Zum Beispiel ‚Bildung’: „Der Mensch ist grundsätzlich frei, … der Mensch entscheidet selbst, ob und in welcher Form er sein Wissen verwenden will. … Bildung ist das Heraustreten des Menschen aus der Sphäre des bloßen Nutzens. …der Mensch, der sich in der Neuzeit von der Vorstellung emanzipiert hatte, dass sein Leben durch höhere Mächte bestimmt sei, … Bildung und Qualifizierung stehen zueinander gewissermaßen im selben Verhältnis wie Liebe und Sexualität. „.“
Ich frage: Ist das so? Von welchen freien Menschen ist die Rede? Können zum Beispiel junge Menschen, deren Eltern ihren Lebensunterhalt nicht finanzieren können, nach abgeschlossenem Studium frei entscheiden, wie sie ihr Wissen verwenden wollen? Kann eine Frau, die Kinder versorgen muss, Ort und Art ihres beruflichen Tätigkeitsfeldes frei entscheiden? Gibt es ‚den allgemeinen Menschen’? Über welche Voraussetzungen müssen Menschen in unserer Gesellschaft verfügen, damit das Gesagte zutrifft?

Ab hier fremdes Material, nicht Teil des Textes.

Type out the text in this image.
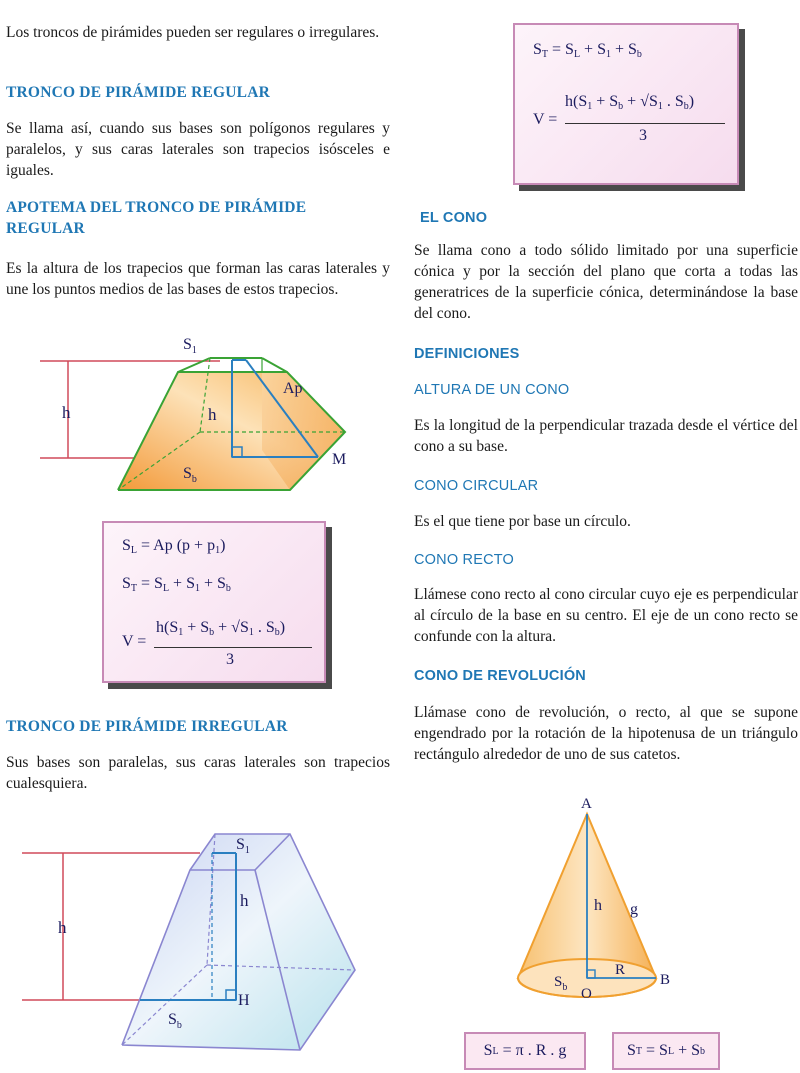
Los troncos de pirámides pueden ser regulares o irregulares.

TRONCO DE PIRÁMIDE REGULAR

Se llama así, cuando sus bases son polígonos regulares y paralelos, y sus caras laterales son trapecios isósceles e iguales.

APOTEMA DEL TRONCO DE PIRÁMIDE REGULAR

Es la altura de los trapecios que forman las caras laterales y une los puntos medios de las bases de estos trapecios.

$S_1$
Ap
h	h
M
$S_b$
$S_L = Ap$ $(p + p_1)$
$S_T = S_L + S_1 + S_b$
V =
$h(S_1 + S_b + √S_1$ . $S_b$)
3
TRONCO DE PIRÁMIDE IRREGULAR

Sus bases son paralelas, sus caras laterales son trapecios cualesquiera.

$S_1$
h
h
H
$S_b$
$S_T = S_L + S_1 + S_b$
V =
$h(S_1 + S_b + √S_1$ . $S_b$)
3
EL CONO

Se llama cono a todo sólido limitado por una superficie cónica y por la sección del plano que corta a todas las generatrices de la superficie cónica, determinándose la base del cono.

DEFINICIONES
ALTURA DE UN CONO

Es la longitud de la perpendicular trazada desde el vértice del cono a su base.

CONO CIRCULAR

Es el que tiene por base un círculo.

CONO RECTO

Llámese cono recto al cono circular cuyo eje es perpendicular al círculo de la base en su centro. El eje de un cono recto se confunde con la altura.

CONO DE REVOLUCIÓN

Llámase cono de revolución, o recto, al que se supone engendrado por la rotación de la hipotenusa de un triángulo rectángulo alrededor de uno de sus catetos.

A
h g
R
B
O
$S_b$
S L
= π . R . g	S T
= S L
+ S b
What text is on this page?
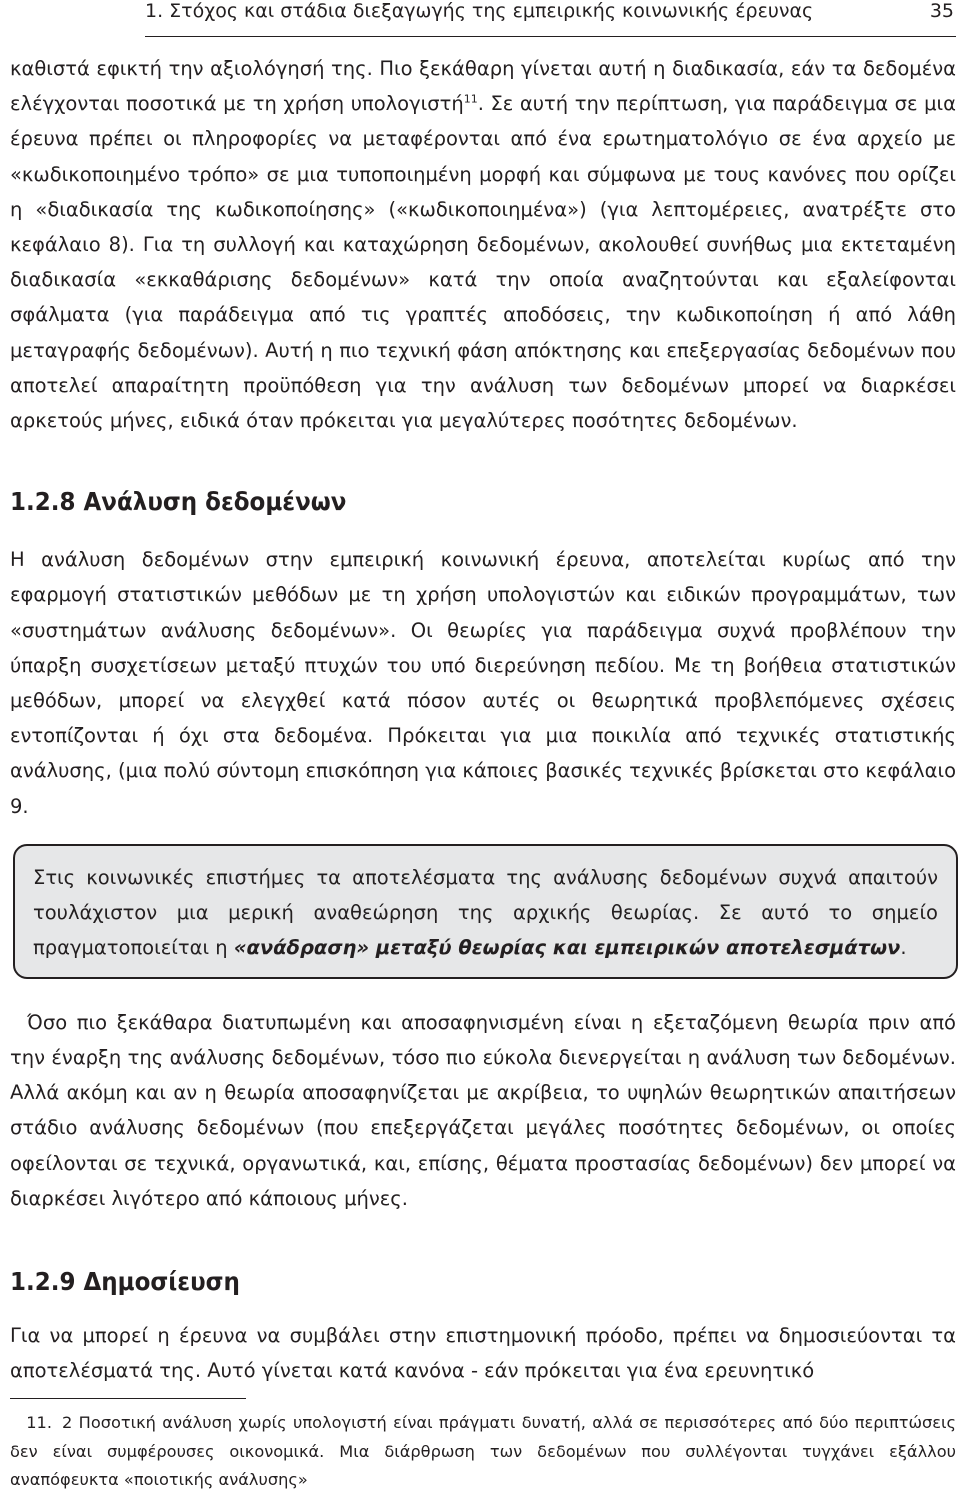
1. Στόχος και στάδια διεξαγωγής της εμπειρικής κοινωνικής έρευνας	35

καθιστά εφικτή την αξιολόγησή της. Πιο ξεκάθαρη γίνεται αυτή η διαδικασία, εάν τα δεδομένα ελέγχονται ποσοτικά με τη χρήση υπολογιστή$^{11}$. Σε αυτή την περίπτωση, για παράδειγμα σε μια έρευνα πρέπει οι πληροφορίες να μεταφέρονται από ένα ερωτηματολόγιο σε ένα αρχείο με «κωδικοποιημένο τρόπο» σε μια τυποποιημένη μορφή και σύμφωνα με τους κανόνες που ορίζει η «διαδικασία της κωδικοποίησης» («κωδικοποιημένα») (για λεπτομέρειες, ανατρέξτε στο κεφάλαιο 8). Για τη συλλογή και καταχώρηση δεδομένων, ακολουθεί συνήθως μια εκτεταμένη διαδικασία «εκκαθάρισης δεδομένων» κατά την οποία αναζητούνται και εξαλείφονται σφάλματα (για παράδειγμα από τις γραπτές αποδόσεις, την κωδικοποίηση ή από λάθη μεταγραφής δεδομένων). Αυτή η πιο τεχνική φάση απόκτησης και επεξεργασίας δεδομένων που αποτελεί απαραίτητη προϋπόθεση για την ανάλυση των δεδομένων μπορεί να διαρκέσει αρκετούς μήνες, ειδικά όταν πρόκειται για μεγαλύτερες ποσότητες δεδομένων.

1.2.8 Ανάλυση δεδομένων

Η ανάλυση δεδομένων στην εμπειρική κοινωνική έρευνα, αποτελείται κυρίως από την εφαρμογή στατιστικών μεθόδων με τη χρήση υπολογιστών και ειδικών προγραμμάτων, των «συστημάτων ανάλυσης δεδομένων». Οι θεωρίες για παράδειγμα συχνά προβλέπουν την ύπαρξη συσχετίσεων μεταξύ πτυχών του υπό διερεύνηση πεδίου. Με τη βοήθεια στατιστικών μεθόδων, μπορεί να ελεγχθεί κατά πόσον αυτές οι θεωρητικά προβλεπόμενες σχέσεις εντοπίζονται ή όχι στα δεδομένα. Πρόκειται για μια ποικιλία από τεχνικές στατιστικής ανάλυσης, (μια πολύ σύντομη επισκόπηση για κάποιες βασικές τεχνικές βρίσκεται στο κεφάλαιο 9.

Στις κοινωνικές επιστήμες τα αποτελέσματα της ανάλυσης δεδομένων συχνά απαιτούν τουλάχιστον μια μερική αναθεώρηση της αρχικής θεωρίας. Σε αυτό το σημείο πραγματοποιείται η «ανάδραση» μεταξύ θεωρίας και εμπειρικών αποτελεσμάτων.

Όσο πιο ξεκάθαρα διατυπωμένη και αποσαφηνισμένη είναι η εξεταζόμενη θεωρία πριν από την έναρξη της ανάλυσης δεδομένων, τόσο πιο εύκολα διενεργείται η ανάλυση των δεδομένων. Αλλά ακόμη και αν η θεωρία αποσαφηνίζεται με ακρίβεια, το υψηλών θεωρητικών απαιτήσεων στάδιο ανάλυσης δεδομένων (που επεξεργάζεται μεγάλες ποσότητες δεδομένων, οι οποίες οφείλονται σε τεχνικά, οργανωτικά, και, επίσης, θέματα προστασίας δεδομένων) δεν μπορεί να διαρκέσει λιγότερο από κάποιους μήνες.

1.2.9 Δημοσίευση

Για να μπορεί η έρευνα να συμβάλει στην επιστημονική πρόοδο, πρέπει να δημοσιεύονται τα αποτελέσματά της. Αυτό γίνεται κατά κανόνα - εάν πρόκειται για ένα ερευνητικό

11. 2 Ποσοτική ανάλυση χωρίς υπολογιστή είναι πράγματι δυνατή, αλλά σε περισσότερες από δύο περιπτώσεις δεν είναι συμφέρουσες οικονομικά. Μια διάρθρωση των δεδομένων που συλλέγονται τυγχάνει εξάλλου αναπόφευκτα «ποιοτικής ανάλυσης»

Stehen einander der Nutzen der Ökonomie und Bildung tatsachlich scharf abgetrennt gegenüber? Wie steht es mit den Wechselbeziehungen von ökonomischem, sozialem, kulturellen und symbolischem Kapital (Pierre Bourdieu)? Welcher Mensch, besser welche Menschen hatten sich emanzipiert? Die humanistisch Gebildeten beim Papst-Event? Schließt das Wissen der Gebildeten „über die umgebende Welt“ auch qualifiziertes, ökonomisches Wissen ein? Zum Beispiel über irreführende grundlegende Annahmen der Wirtschaftstheorie und Wirtschaftspraxis? Oder wollen oder sollen sich die Gebildeten nicht in die Niederungen der Sphäre des Nutzens begeben und konkrete Maßnahmen in der Steuergesetzgebung, in der staatlichen Familienförderung usw. in Hinblick auf Freiheit oder bescheidener gesagt verengte oder erweiterte Freiräume öffentlich zur Diskussion stellen? Und aktuell: Was bedeuten diese Aussagen im Hinblick auf „eine angemessene Differenzierung“?